Well, that's been happening since the days of DW Griffith, so we should
be used to it by now! Syriana was directed & scripted by
Stephen Gaghan, who wrote Traffic
(Soderbergh, 2000), which employed a similar structure of multiple
cross-cut stories.
During the film I noticed how energy is used to power everything
everywhere in peoples homes and offices. There is no doubt about
the demand for the stuff. There's even a scene where there's a
blackout during a meeting of
George Clooney's character with reperesentatives of Hezbollah. So
energy and the getting of it is the main preoccupation of the
film. But although the script is clever and the film is
well-acted and well-made, don't expect any major revelations. It
is not an astonishing film by any means. However, there are a
couple of quite prescient aspects to it.
First, for Australians who are currently reading about & hearing
from a commission of inquiry into alleged payments that might be called
"bribes" to Iraqi authorities under Saddam Hussein by the Australian
Wheat Board, there is much to recoginse in Syriana. A couple of salient
quotes:
"Corruption is our protection. It's what keeps us safe and warm.

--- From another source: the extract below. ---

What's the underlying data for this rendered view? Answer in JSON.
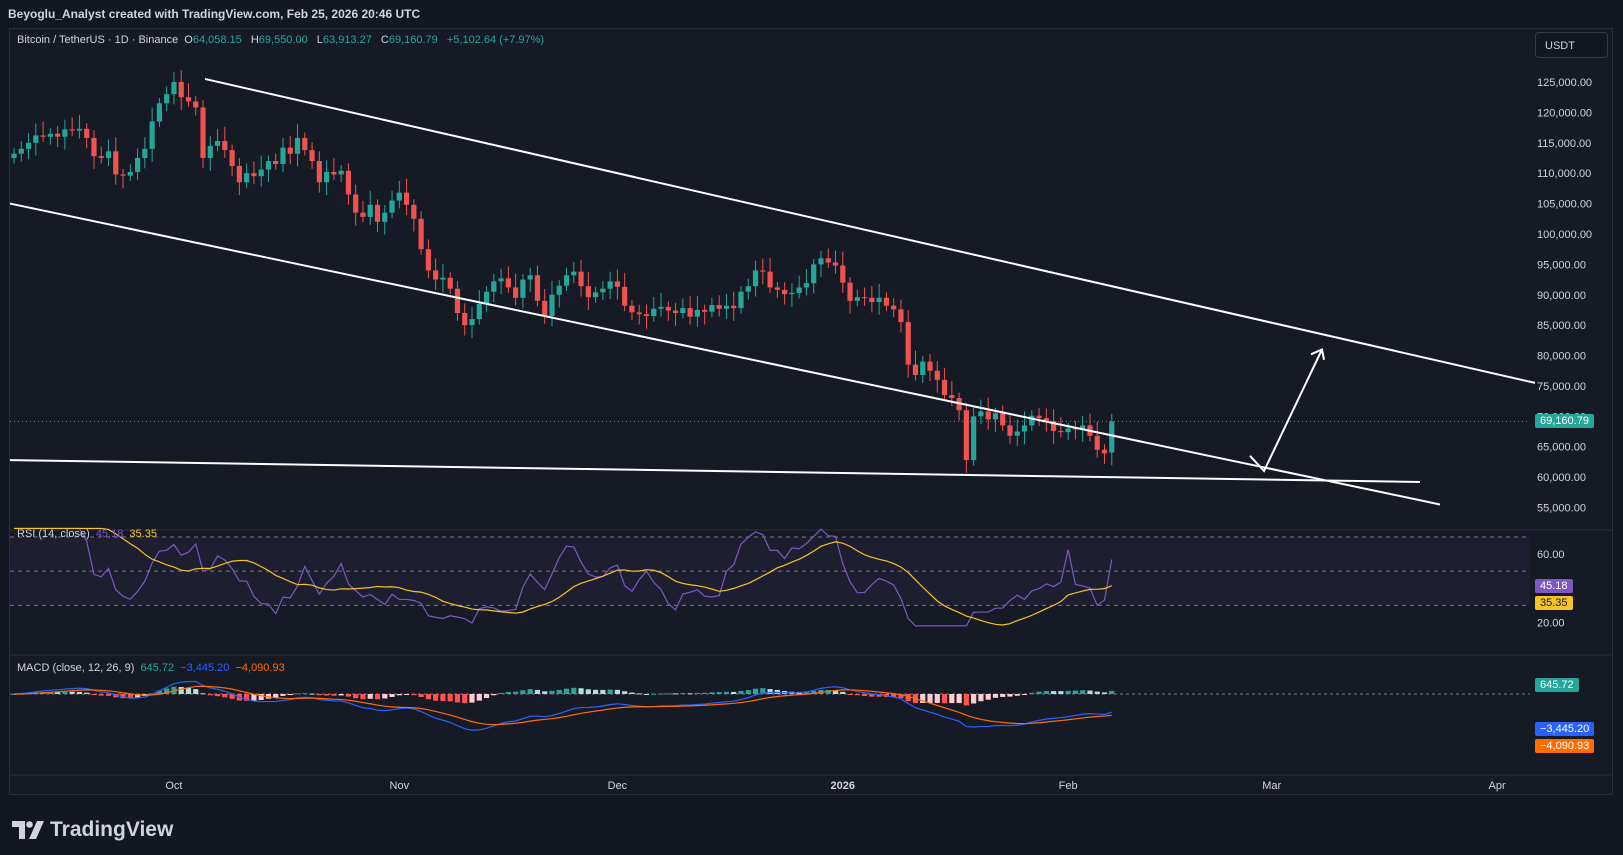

We have laws about it precisely so we can get away with it.
Corruption is how we win," says a nasty character called Danny Dalton
(played by Tim Blake-Nelson).
"In this town your innocent until you're investigated," says a
character called Whiting (played by Chistopher Plummer as a sleek &
self-satisfied villain).
Next, the recent hunting accident involving Dick Cheney has resonance
in a similar scene in this film. These Good Ole Boys sure like to
hunt!
Another strand of the film is the sheer randomness of life. If
only the Woodman family hadn't gone to Marbella. What if the
passengers hadn't swapped cars before the climactic scene?

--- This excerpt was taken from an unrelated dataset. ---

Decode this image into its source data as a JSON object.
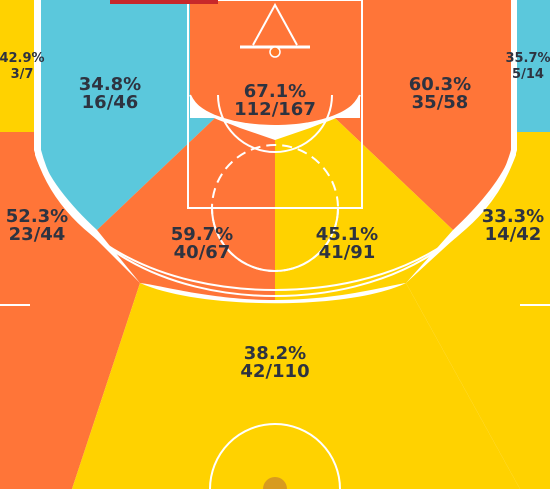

Then there's the question of the increasing bureaucracy of
today's CIA. The script is based on a book by former CIA
operative Robert Baer. He complaines that there's no longer any
proper intelligence on the ground, and that this endangers the
agents. This point is well-made in the film.
Another strand of Syriana
follows the targetting and recruitment of suicide bombers. This
is very well-done as far as I could tell (having seen Paradise Now (HanyAbu-Assad, 2005) twice last year, and the details are still
fresh in my mind).
The film is superficially impressive and very slick, but there are a
few gaps in its logic, and a few factual difficulties. I didn't
find the climax convincing because of the traceability of the source of
the violence. I had a problem with the swimming pool scene
too. There's a factual mistake in that apparently the
Federal Trade Commission, not the Justice Department, reviews oil and
gas mergers. These are quibbles, but in a film that is trying to
represent a political reality, I found missing these details
sloppy. And since the film does treat the audience as having a
deal of intelligence, these minor points caused me a deal of annoyance.
But looking back at the bigger picture, given the ending focusing on
the Woodman and the Bennett families "going home" and being together, I
have to ask the question: is this film predicting a new American
isolationism? Certainly the film directs our attention to various
father/ son relationships along the way.
Finally, an interestig piece of background trivia: I heard that a
whole strand of the story, involving a character played by Greta
Scacchi, was jettisoned when it was found that the film was running an
hour longer than the current version of 126 minutes.